Inside Bell's Xworx advanced programmes group, a re-acquired 206B1 JetRanger is being heavily modified. First, the aircraft will be converted into the OH-58D design on which the 206B is based.
Then Bell's staff will install a new engine with 50% more power than the 650shp Rolls-Royce Model 250 CR30. Honeywell has provided a 975shp HTS900-2, the engine originally built to power the now-cancelled Bell ARH-70 armed reconnaissance helicopter.
With the extra power, Bell's Xworx team hopes to show the army that the OH-58D can be upgraded to meet the army's potential demand for an aircraft that can hover out of ground effect at 6,000ft on a 35ºC (95ºF) day.
Michael Miller, executive director of Bell's military aircraft operations, believes the engine upgrade will allow the Kiowa Warrior to meet the army's target for hover at altitude. However, integrating a more powerful engine may not help the helicopter achieve the army's possible endurance goal of 2h45min.
"I don't think it will hit that" performance target, Miller says.
But Bell wants to prove that the OH-58D has the growth capacity to approach the army's emerging needs for a more powerful scout helicopter.
Integrating the HTS900-2 engine requires other major changes for the OH-58D, Miller says. For the demonstrator, Xworx is integrating the transmission from the 407 and the tail rotor from the 427 helicopters. The engine cowling for the HTS900-2 also is significantly larger.
Miller declined to provide a timeline for first flight of the demonstrator. A tour of the aircraft on the shop floor at Xworx showed that the cabin structure is nearly complete, but the engine, power system and cockpit systems have not yet been integrated.
The full-scale demonstrator - a first for Bell in several years - will join several candidates for a possible future army contract.

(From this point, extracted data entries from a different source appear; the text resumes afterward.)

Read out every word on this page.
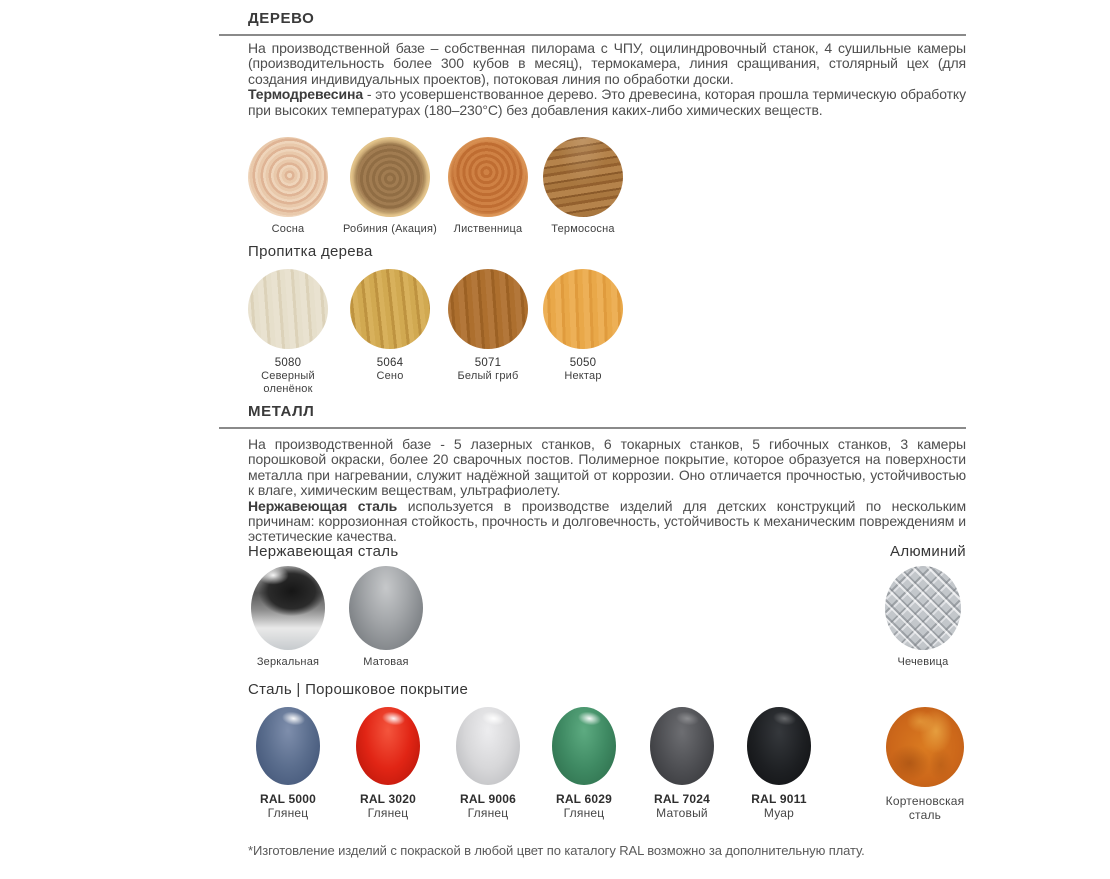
ДЕРЕВО

На производственной базе – собственная пилорама с ЧПУ, оцилиндровочный станок, 4 сушильные камеры (производительность более 300 кубов в месяц), термокамера, линия сращивания, столярный цех (для создания индивидуальных проектов), потоковая линия по обработки доски.

Термодревесина - это усовершенствованное дерево. Это древесина, которая прошла термическую обработку при высоких температурах (180–230°С) без добавления каких-либо химических веществ.

Сосна	Робиния (Акация) Лиственница	Термососна
Пропитка дерева
5080
Северный оленёнок
5064
Сено
5071
Белый гриб
5050
Нектар
МЕТАЛЛ

На производственной базе - 5 лазерных станков, 6 токарных станков, 5 гибочных станков, 3 камеры порошковой окраски, более 20 сварочных постов. Полимерное покрытие, которое образуется на поверхности металла при нагревании, служит надёжной защитой от коррозии. Оно отличается прочностью, устойчивостью к влаге, химическим веществам, ультрафиолету.

Нержавеющая сталь используется в производстве изделий для детских конструкций по нескольким причинам: коррозионная стойкость, прочность и долговечность, устойчивость к механическим повреждениям и эстетические качества.

Нержавеющая сталь	Алюминий
Зеркальная	Матовая	Чечевица
Сталь | Порошковое покрытие
RAL 5000
Глянец
RAL 3020
Глянец
RAL 9006
Глянец
RAL 6029
Глянец
RAL 7024
Матовый
RAL 9011
Муар
Кортеновская сталь
*Изготовление изделий с покраской в любой цвет по каталогу RAL возможно за дополнительную плату.
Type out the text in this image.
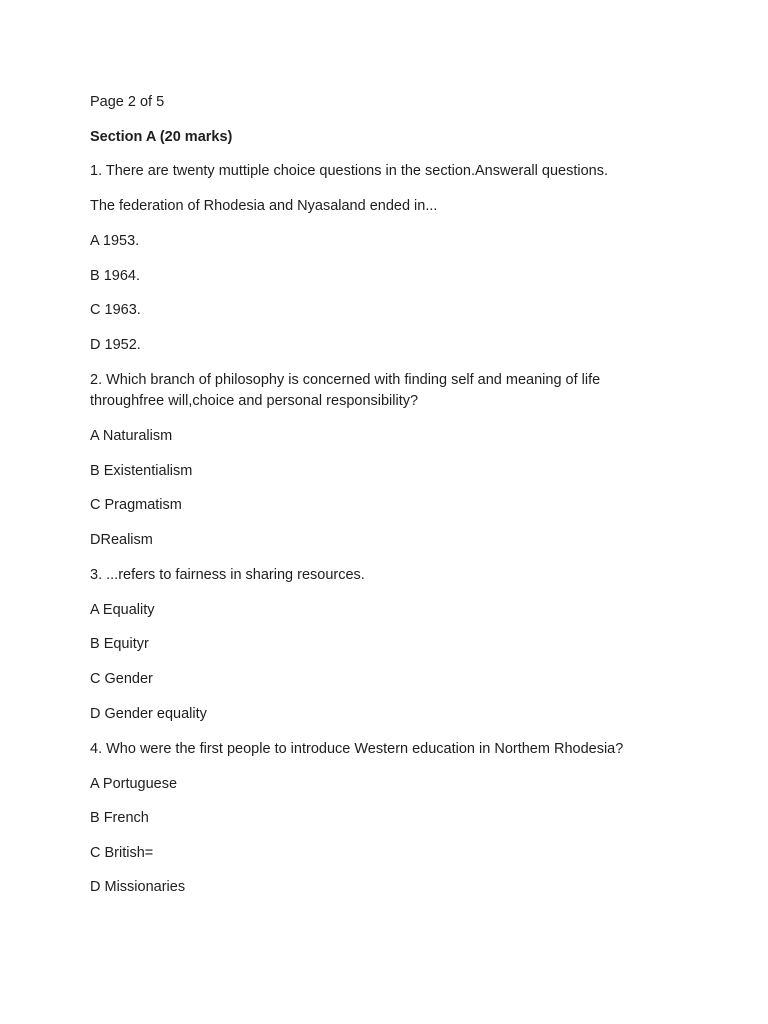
Page 2 of 5

Section A (20 marks)

1. There are twenty muttiple choice questions in the section.Answerall questions.

The federation of Rhodesia and Nyasaland ended in...

A 1953.

B 1964.

C 1963.

D 1952.

2. Which branch of philosophy is concerned with finding self and meaning of life

throughfree will,choice and personal responsibility?

A Naturalism

B Existentialism

C Pragmatism

DRealism

3. ...refers to fairness in sharing resources.

A Equality

B Equityr

C Gender

D Gender equality

4. Who were the first people to introduce Western education in Northem Rhodesia?

A Portuguese

B French

C British=

D Missionaries
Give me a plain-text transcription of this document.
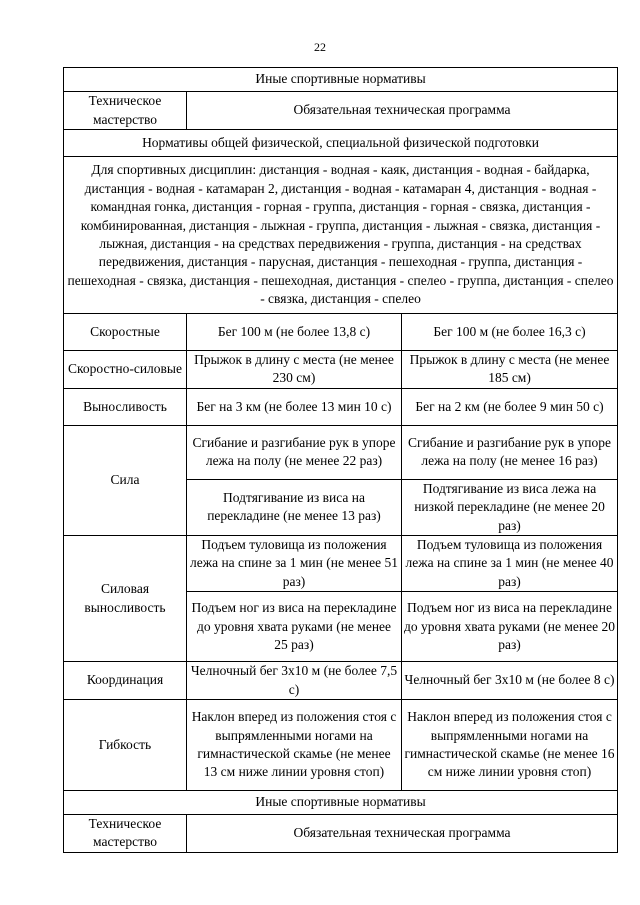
22
Иные спортивные нормативы		
Техническое мастерство	Обязательная техническая программа	
Нормативы общей физической, специальной физической подготовки		
Для спортивных дисциплин: дистанция - водная - каяк, дистанция - водная - байдарка, дистанция - водная - катамаран 2, дистанция - водная - катамаран 4, дистанция - водная - командная гонка, дистанция - горная - группа, дистанция - горная - связка, дистанция - комбинированная, дистанция - лыжная - группа, дистанция - лыжная - связка, дистанция - лыжная, дистанция - на средствах передвижения - группа, дистанция - на средствах передвижения, дистанция - парусная, дистанция - пешеходная - группа, дистанция - пешеходная - связка, дистанция - пешеходная, дистанция - спелео - группа, дистанция - спелео - связка, дистанция - спелео		
Скоростные	Бег 100 м (не более 13,8 с)	Бег 100 м (не более 16,3 с)
Скоростно-силовые	Прыжок в длину с места (не менее 230 см)	Прыжок в длину с места (не менее 185 см)
Выносливость	Бег на 3 км (не более 13 мин 10 с)	Бег на 2 км (не более 9 мин 50 с)
Сила	Сгибание и разгибание рук в упоре лежа на полу (не менее 22 раз)	Сгибание и разгибание рук в упоре лежа на полу (не менее 16 раз)
	Подтягивание из виса на перекладине (не менее 13 раз)	Подтягивание из виса лежа на низкой перекладине (не менее 20 раз)
Силовая выносливость	Подъем туловища из положения лежа на спине за 1 мин (не менее 51 раз)	Подъем туловища из положения лежа на спине за 1 мин (не менее 40 раз)
	Подъем ног из виса на перекладине до уровня хвата руками (не менее 25 раз)	Подъем ног из виса на перекладине до уровня хвата руками (не менее 20 раз)
Координация	Челночный бег 3х10 м (не более 7,5 с)	Челночный бег 3х10 м (не более 8 с)
Гибкость	Наклон вперед из положения стоя с выпрямленными ногами на гимнастической скамье (не менее 13 см ниже линии уровня стоп)	Наклон вперед из положения стоя с выпрямленными ногами на гимнастической скамье (не менее 16 см ниже линии уровня стоп)
Иные спортивные нормативы		
Техническое мастерство	Обязательная техническая программа	
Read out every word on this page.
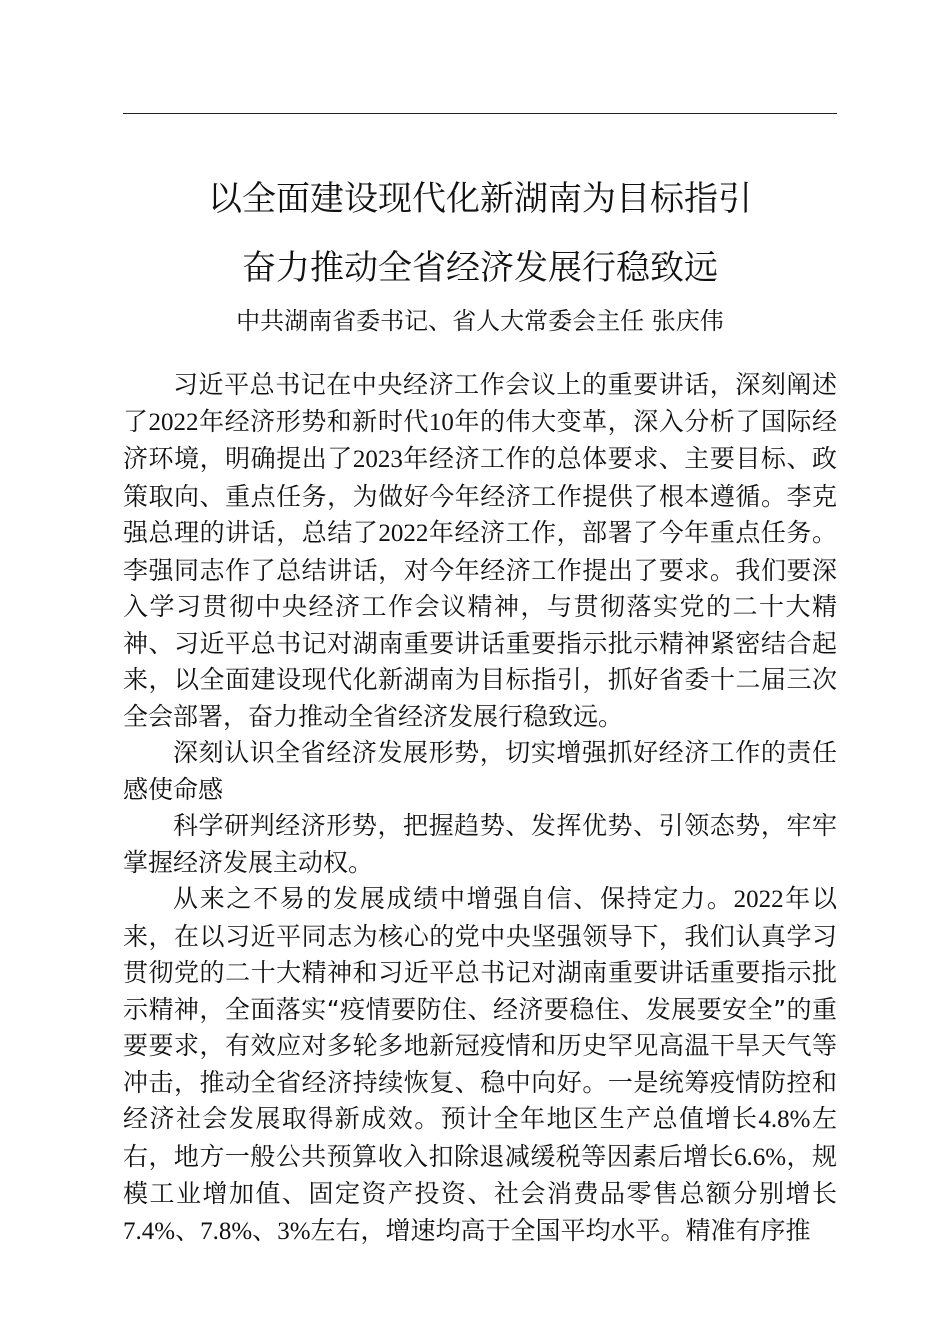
以全面建设现代化新湖南为目标指引
奋力推动全省经济发展行稳致远
中共湖南省委书记、省人大常委会主任 张庆伟

习近平总书记在中央经济工作会议上的重要讲话，深刻阐述了2022年经济形势和新时代10年的伟大变革，深入分析了国际经济环境，明确提出了2023年经济工作的总体要求、主要目标、政策取向、重点任务，为做好今年经济工作提供了根本遵循。李克强总理的讲话，总结了2022年经济工作，部署了今年重点任务。李强同志作了总结讲话，对今年经济工作提出了要求。我们要深入学习贯彻中央经济工作会议精神，与贯彻落实党的二十大精神、习近平总书记对湖南重要讲话重要指示批示精神紧密结合起来，以全面建设现代化新湖南为目标指引，抓好省委十二届三次全会部署，奋力推动全省经济发展行稳致远。

深刻认识全省经济发展形势，切实增强抓好经济工作的责任感使命感

科学研判经济形势，把握趋势、发挥优势、引领态势，牢牢掌握经济发展主动权。

从来之不易的发展成绩中增强自信、保持定力。2022年以来，在以习近平同志为核心的党中央坚强领导下，我们认真学习贯彻党的二十大精神和习近平总书记对湖南重要讲话重要指示批示精神，全面落实“疫情要防住、经济要稳住、发展要安全”的重要要求，有效应对多轮多地新冠疫情和历史罕见高温干旱天气等冲击，推动全省经济持续恢复、稳中向好。一是统筹疫情防控和经济社会发展取得新成效。预计全年地区生产总值增长4.8%左右，地方一般公共预算收入扣除退减缓税等因素后增长6.6%，规模工业增加值、固定资产投资、社会消费品零售总额分别增长7.4%、7.8%、3%左右，增速均高于全国平均水平。精准有序推
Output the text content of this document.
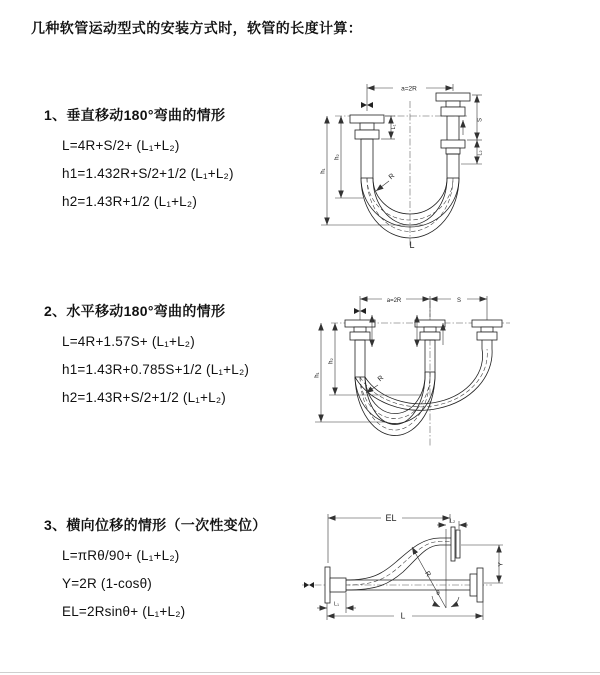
几种软管运动型式的安装方式时，软管的长度计算：
1、垂直移动180°弯曲的情形
L=4R+S/2+ (L₁+L₂)
h1=1.432R+S/2+1/2 (L₁+L₂)
h2=1.43R+1/2 (L₁+L₂)
2、水平移动180°弯曲的情形
L=4R+1.57S+ (L₁+L₂)
h1=1.43R+0.785S+1/2 (L₁+L₂)
h2=1.43R+S/2+1/2 (L₁+L₂)
3、横向位移的情形（一次性变位）
L=πRθ/90+ (L₁+L₂)
Y=2R (1-cosθ)
EL=2Rsinθ+ (L₁+L₂)
a=2R
S
L₂
L₁
h₂
h₁
R
L
a=2R	S
h₂
h₁	R
EL	L₂
Y
R
θ
L₁
L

The army is still considering options for an armed aerial scout (AAS) helicopter that may replace the OH-58D. An analysis of alternatives is scheduled to be completed by April 2011.
The Kiowa Warrior remains in heavy demand in operations in Afghanistan and Iraq, but the type's limits are showing. The OH-58D was introduced in the early 1980s as an interim scout helicopter, but two attempts to replace it with the RAH-66 Comanche and ARH-70 Arapaho have failed.